The process is easy as long as a computer and Internet service are available as much of the communicating with other group members is done via e-mail, and it is free to join.
Budak said the purpose of the group is “about rebuilding the core economy.”
“My research into this idea has infatuated me with how important this is to society,” he said.
The group has about 30 members — a mix of younger and older people — and is growing. The larger the group, the more varied the skills and services will be. Members in other TimeBanks have offered services such as auto mechanics, transportation and errand-running for the elderly, and carpooling.
Taking a car to a mechanic for a tuneup can cost hundreds of dollars, depending on what needs to be done. But with the bartering system, the owner of the car supplies the equipment and tools, and the only charge is the number of hours it takes to do the work, which is deducted from the owner’s TimeBank account.
“There is a huge economic benefit, especially for the mundane things,” Hoefert said.

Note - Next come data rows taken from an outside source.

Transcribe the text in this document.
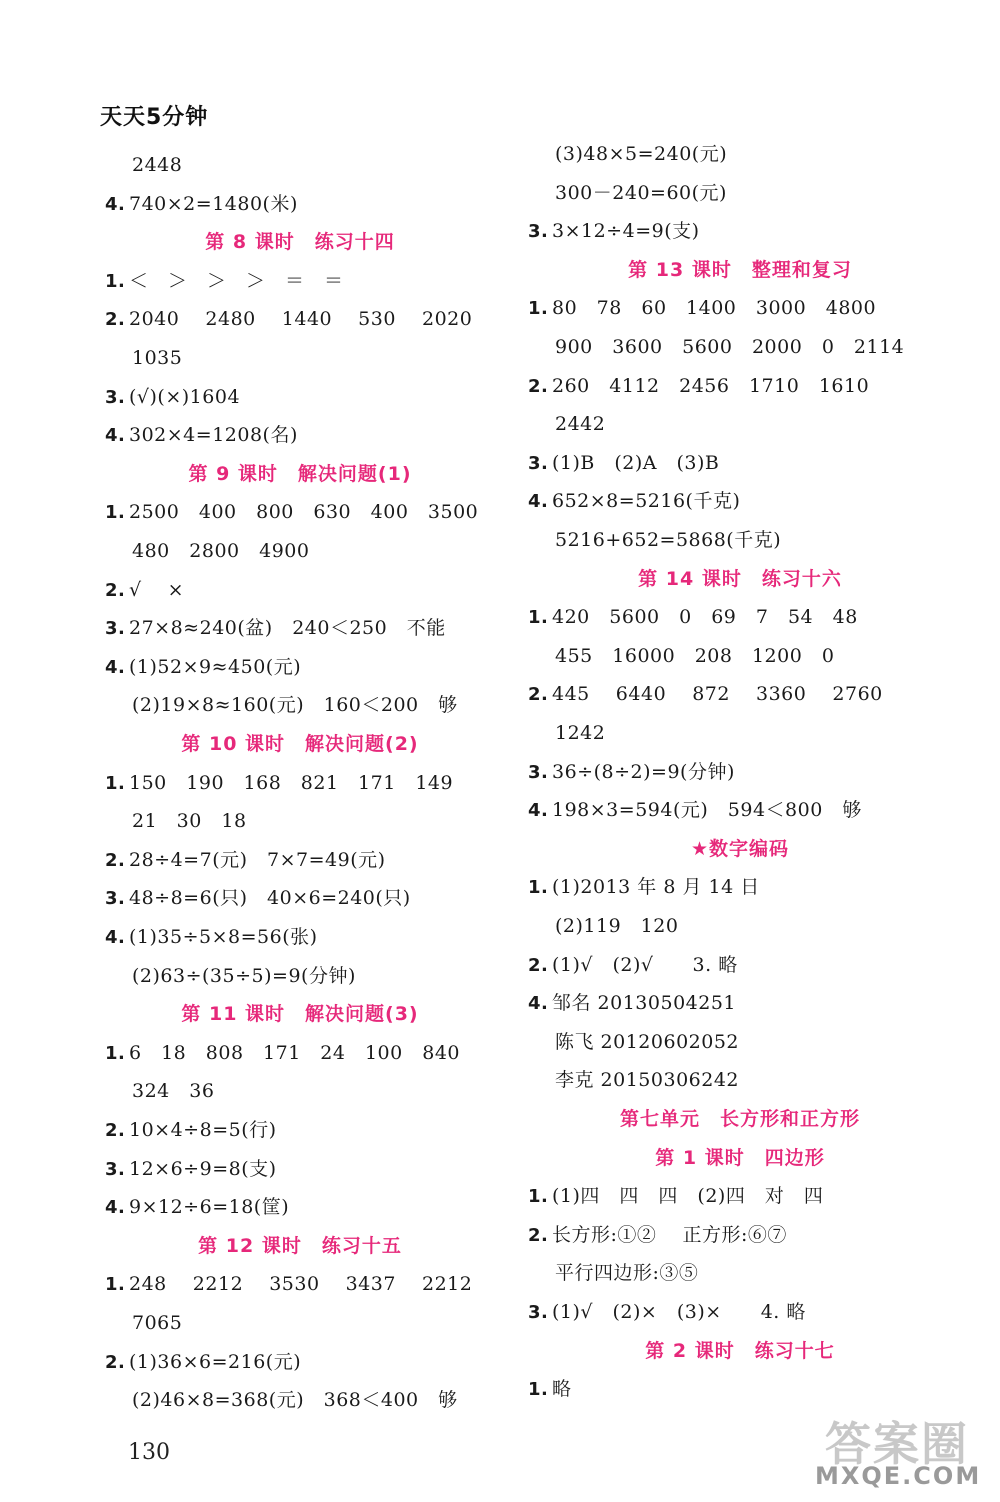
天天5分钟
2448
4. 740×2=1480(米)
第 8 课时　练习十四
1. ＜　＞　＞　＞　＝　＝
2. 2040　 2480　 1440　 530　 2020
1035
3. (√)(×)1604
4. 302×4=1208(名)
第 9 课时　解决问题(1)
1. 2500　400　800　630　400　3500
480　2800　4900
2. √　 ×
3. 27×8≈240(盆)　240＜250　不能
4. (1)52×9≈450(元)
(2)19×8≈160(元)　160＜200　够
第 10 课时　解决问题(2)
1. 150　190　168　821　171　149
21　30　18
2. 28÷4=7(元)　7×7=49(元)
3. 48÷8=6(只)　40×6=240(只)
4. (1)35÷5×8=56(张)
(2)63÷(35÷5)=9(分钟)
第 11 课时　解决问题(3)
1. 6　18　808　171　24　100　840
324　36
2. 10×4÷8=5(行)
3. 12×6÷9=8(支)
4. 9×12÷6=18(筐)
第 12 课时　练习十五
1. 248　 2212　 3530　 3437　 2212
7065
2. (1)36×6=216(元)
(2)46×8=368(元)　368＜400　够
(3)48×5=240(元)
300－240=60(元)
3. 3×12÷4=9(支)
第 13 课时　整理和复习
1. 80　78　60　1400　3000　4800
900　3600　5600　2000　0　2114
2. 260　4112　2456　1710　1610
2442
3. (1)B　(2)A　(3)B
4. 652×8=5216(千克)
5216+652=5868(千克)
第 14 课时　练习十六
1. 420　5600　0　69　7　54　48
455　16000　208　1200　0
2. 445　 6440　 872　 3360　 2760
1242
3. 36÷(8÷2)=9(分钟)
4. 198×3=594(元)　594＜800　够
★数字编码
1. (1)2013 年 8 月 14 日
(2)119　120
2. (1)√　(2)√　　3. 略
4. 邹名 20130504251
陈飞 20120602052
李克 20150306242
第七单元　长方形和正方形
第 1 课时　四边形
1. (1)四　四　四　(2)四　对　四
2. 长方形:①②　 正方形:⑥⑦
平行四边形:③⑤
3. (1)√　(2)×　(3)×　　4. 略
第 2 课时　练习十七
1. 略
130	答案圈
MXQE.COM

The commitment to participating in the group is as much as a member wants it to be.
After earning an hour by teaching Hoefert how to make the cheese, Scudier does not know what she will spend her hour on.
“There’s nothing I really need. I have to see what’s out there,” she said.
But for the meantime, she enjoys earning hours.
“I think it’s fun teaching people things they don’t know how to do,” she said.
Hoefert said she may offer to teach members how to cane the seat of a chair, meaning how to weave cane into the chair’s seat.
Despite the horror stories one could imagine from a system such as the TimeBank, both Scudier and Hoefert feel comfortable and safe.
Additional requirements are mandatory for members who wish to work with children or the elderly, including background checks and references.
Because the TimeBank Mahoning Watershed is still in its infancy, the impact on the community remains unknown, but Budak hopes the group will grow enough to make a difference.
The TimeBank Mahoning Watershed meets at the Girard Free Library every second and fourth Monday.